Nominated by Professor Geraldine Heng
Second Prize Winner, $5,000
In order to better understand Western European ideas of race in the Middle Ages, James Hammond’s thesis examines three romances in which black characters are foregrounded – Morien (c.1270), King of Tars (c. 1330), and The Sultan of Babylon (c. 1450). In each romance, black figures function for European Christians as objects of desire as well as sites for self-examination. These texts promote the strategic appropriation and tolerance of dark-skinned racial Others, ultimately for the sake of effecting their extermination. Complementing his examination of these romances, James investigates the origins of an enigmatic artistic tradition from the 13th century, the black Saint Maurice of Magdeburg Cathedral, which has long puzzled scholars.
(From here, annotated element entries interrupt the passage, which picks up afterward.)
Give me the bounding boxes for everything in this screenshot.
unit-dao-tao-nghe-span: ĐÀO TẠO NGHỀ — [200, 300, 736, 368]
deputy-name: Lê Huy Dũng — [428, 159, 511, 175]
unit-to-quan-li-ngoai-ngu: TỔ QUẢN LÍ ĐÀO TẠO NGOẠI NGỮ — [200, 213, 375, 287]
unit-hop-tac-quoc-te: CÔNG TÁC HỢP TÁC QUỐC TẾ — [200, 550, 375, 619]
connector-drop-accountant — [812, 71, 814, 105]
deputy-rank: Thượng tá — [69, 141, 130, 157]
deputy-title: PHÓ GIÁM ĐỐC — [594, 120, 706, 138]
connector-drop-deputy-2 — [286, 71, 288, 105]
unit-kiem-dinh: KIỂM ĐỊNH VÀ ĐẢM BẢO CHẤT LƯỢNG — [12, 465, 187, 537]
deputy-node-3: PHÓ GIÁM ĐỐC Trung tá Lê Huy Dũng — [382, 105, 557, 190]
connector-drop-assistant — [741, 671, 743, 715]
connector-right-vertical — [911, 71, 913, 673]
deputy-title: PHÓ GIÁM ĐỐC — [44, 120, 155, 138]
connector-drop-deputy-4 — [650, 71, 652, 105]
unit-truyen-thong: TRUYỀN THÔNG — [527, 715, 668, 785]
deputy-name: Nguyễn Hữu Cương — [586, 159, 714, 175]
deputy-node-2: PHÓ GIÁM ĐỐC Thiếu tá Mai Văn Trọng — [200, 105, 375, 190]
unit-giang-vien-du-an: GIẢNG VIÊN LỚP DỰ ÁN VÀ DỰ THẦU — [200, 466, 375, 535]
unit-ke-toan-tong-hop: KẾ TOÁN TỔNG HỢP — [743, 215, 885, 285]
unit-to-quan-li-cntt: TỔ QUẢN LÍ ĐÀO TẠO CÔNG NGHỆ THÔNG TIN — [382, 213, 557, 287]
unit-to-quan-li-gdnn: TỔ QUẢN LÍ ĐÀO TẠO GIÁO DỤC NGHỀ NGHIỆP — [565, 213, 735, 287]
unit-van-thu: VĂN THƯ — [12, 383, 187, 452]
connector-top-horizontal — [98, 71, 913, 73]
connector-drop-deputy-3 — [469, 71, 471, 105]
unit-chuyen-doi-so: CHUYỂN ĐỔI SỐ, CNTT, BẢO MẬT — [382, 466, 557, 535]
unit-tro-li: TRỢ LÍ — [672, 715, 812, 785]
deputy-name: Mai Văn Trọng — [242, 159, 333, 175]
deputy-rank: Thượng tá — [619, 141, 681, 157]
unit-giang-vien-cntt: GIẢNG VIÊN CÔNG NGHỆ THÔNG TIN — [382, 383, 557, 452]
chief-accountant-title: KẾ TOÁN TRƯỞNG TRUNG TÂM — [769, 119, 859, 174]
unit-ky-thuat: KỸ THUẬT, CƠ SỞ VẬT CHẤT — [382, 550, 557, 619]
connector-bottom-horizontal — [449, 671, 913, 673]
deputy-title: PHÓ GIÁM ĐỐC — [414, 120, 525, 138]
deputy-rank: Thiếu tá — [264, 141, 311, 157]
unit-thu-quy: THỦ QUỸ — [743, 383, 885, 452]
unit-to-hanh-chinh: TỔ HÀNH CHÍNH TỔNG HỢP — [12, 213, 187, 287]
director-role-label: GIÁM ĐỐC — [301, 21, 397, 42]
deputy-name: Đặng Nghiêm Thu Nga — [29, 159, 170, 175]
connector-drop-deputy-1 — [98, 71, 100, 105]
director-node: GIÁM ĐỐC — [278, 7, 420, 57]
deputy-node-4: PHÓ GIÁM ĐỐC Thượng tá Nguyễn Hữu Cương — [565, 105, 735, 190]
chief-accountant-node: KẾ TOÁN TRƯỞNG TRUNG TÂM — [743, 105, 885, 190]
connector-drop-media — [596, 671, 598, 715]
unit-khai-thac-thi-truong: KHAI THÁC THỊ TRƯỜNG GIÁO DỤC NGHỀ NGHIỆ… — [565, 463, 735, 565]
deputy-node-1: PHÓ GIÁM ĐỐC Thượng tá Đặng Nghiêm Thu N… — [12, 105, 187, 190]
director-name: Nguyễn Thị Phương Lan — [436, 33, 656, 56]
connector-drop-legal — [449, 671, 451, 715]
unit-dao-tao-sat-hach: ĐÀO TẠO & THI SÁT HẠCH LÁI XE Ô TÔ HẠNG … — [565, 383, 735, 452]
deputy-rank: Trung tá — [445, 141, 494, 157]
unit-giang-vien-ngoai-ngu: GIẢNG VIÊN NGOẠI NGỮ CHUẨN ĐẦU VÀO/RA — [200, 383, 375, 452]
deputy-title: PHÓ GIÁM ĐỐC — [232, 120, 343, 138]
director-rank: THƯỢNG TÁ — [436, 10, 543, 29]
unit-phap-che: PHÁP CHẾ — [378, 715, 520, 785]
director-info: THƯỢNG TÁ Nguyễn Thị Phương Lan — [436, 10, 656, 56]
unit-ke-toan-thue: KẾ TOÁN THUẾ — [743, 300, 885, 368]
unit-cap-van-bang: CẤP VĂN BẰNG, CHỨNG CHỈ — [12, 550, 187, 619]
What compelled the German city of Magdeburg to depict its patron saint as a black man with distinctly Africanoid features? He argues that the decision to portray Saint Maurice with an Africanoid phenotype was motivated by the imperial iconography of the Holy Roman Emperor Frederick II, whose personal retinue famously included black Africans. In addition to his analysis of the historical creation of the statue, James visited the Magdeburg Cathedral and conducted a series of interviews with its congregants in order to determine the modern importance of the black Saint Maurice.
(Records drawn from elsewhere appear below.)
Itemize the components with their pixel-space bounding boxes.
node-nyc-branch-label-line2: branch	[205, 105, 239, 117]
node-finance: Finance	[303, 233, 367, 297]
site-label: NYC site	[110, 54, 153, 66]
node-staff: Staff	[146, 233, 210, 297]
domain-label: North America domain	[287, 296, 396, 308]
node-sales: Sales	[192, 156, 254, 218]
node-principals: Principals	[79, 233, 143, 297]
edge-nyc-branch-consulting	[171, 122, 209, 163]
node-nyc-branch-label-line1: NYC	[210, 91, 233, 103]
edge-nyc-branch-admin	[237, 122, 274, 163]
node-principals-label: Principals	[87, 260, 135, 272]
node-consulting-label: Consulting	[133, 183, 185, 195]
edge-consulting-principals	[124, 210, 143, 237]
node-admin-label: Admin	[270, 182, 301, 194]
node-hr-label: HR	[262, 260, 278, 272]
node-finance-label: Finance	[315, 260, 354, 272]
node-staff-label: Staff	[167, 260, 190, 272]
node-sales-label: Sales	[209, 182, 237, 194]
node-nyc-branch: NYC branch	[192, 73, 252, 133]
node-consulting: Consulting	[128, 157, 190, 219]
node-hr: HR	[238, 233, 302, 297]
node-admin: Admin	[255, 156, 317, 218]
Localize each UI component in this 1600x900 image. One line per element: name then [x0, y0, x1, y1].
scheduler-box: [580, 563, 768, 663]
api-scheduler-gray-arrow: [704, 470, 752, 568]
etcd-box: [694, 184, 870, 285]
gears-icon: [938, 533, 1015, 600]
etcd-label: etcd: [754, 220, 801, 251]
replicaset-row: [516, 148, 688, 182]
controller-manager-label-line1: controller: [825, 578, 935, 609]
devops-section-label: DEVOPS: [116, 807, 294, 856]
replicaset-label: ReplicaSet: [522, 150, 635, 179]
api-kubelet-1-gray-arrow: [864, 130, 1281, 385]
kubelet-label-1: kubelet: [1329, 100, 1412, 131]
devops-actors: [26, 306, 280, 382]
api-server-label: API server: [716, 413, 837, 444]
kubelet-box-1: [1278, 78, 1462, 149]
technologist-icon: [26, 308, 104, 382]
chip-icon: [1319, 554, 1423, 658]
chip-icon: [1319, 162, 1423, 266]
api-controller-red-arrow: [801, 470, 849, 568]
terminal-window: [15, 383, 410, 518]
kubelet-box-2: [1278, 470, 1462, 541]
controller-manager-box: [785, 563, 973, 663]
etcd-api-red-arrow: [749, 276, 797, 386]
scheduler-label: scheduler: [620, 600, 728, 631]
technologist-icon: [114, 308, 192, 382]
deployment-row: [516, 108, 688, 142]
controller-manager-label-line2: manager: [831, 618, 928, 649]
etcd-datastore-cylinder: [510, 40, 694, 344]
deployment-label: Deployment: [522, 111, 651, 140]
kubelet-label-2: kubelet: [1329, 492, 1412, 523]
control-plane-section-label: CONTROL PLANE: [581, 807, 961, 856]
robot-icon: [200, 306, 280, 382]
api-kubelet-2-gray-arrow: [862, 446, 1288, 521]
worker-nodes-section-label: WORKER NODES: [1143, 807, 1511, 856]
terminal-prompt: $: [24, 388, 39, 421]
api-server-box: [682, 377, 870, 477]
Following graduation, James will serve with Teach For America as a high school English teacher in San Antonio, after which he plans to study civil rights law or constitutional law with the ultimate goal of advocating for fair treatment of individuals from all backgrounds.
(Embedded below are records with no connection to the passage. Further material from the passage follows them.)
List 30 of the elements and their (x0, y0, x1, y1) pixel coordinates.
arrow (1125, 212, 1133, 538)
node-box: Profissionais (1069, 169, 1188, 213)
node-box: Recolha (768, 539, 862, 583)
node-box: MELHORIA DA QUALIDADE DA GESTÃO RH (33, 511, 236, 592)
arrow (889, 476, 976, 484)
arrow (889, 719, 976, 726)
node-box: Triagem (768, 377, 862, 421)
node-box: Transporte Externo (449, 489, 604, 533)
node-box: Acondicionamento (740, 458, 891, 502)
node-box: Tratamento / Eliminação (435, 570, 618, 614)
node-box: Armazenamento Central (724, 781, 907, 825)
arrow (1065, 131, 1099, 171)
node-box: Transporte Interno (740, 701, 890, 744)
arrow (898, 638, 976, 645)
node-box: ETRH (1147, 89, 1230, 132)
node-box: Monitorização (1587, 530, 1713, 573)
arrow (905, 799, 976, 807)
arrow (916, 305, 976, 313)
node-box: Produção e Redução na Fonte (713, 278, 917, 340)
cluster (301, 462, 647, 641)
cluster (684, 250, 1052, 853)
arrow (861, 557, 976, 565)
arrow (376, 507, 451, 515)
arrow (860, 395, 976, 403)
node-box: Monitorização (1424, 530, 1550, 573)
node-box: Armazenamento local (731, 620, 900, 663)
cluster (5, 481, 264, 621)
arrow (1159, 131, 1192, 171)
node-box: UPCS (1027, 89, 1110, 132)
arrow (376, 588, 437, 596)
Kathleen Skinner, "Ships, Logs, and Voyages: Maria Graham Navigates the Journey of H.M.S. Blonde"
Nominated by Professor Lance Bertelsen
$2,000 Prize Winner
Kathleen’s thesis inquires into the authorship of the travel narrative, Voyage of H.M.S. Blonde to the Sandwich Islands, In the Years 1824-1825 (1826). Ghostwritten by early nineteenth-century British travel writer, Maria Graham (later Lady Callcott), this book was published by John Murray as the official record of H.M.S. Blonde’s voyage to convey home the bodies of the King and Queen of Hawai'i, both of whom had died while on a state visit to England. Making extensive use of archival materials (particularly manuscript letters between Graham and John Murray at the National Library of Scotland), Kathleen’s thesis critically analyzes Graham’s role in shaping the exclusively male narrative of voyage of H.M.S. Blonde by uncovering Graham’s primary sources and juxtaposing them against the final book. Graham's correspondence with Murray reveals a professional writer keenly aware of the complexities of such a project, and Kathleen's close literary analysis of Graham’s edits, annotations, and additions--as well as her other writings--expands upon these observations to trace how Graham's particularly feminized vision revises and synthesizes journals, interviews, and other information provided by the Blonde's crew into a larger narrative: a narrative revealing her own concerns and opinions about the rapidly changing political culture, economy, religion, gender and social hierarchy of the Hawaiian Islands in the 1820s.
Besides being an English Honors student, Kathleen works full time in the Office of the President of the University of Texas at Austin, where she serves as webmaster and special projects coordinator. This year, Kathleen was also the recipient of the Rapoport-King Thesis Scholarship for her thesis.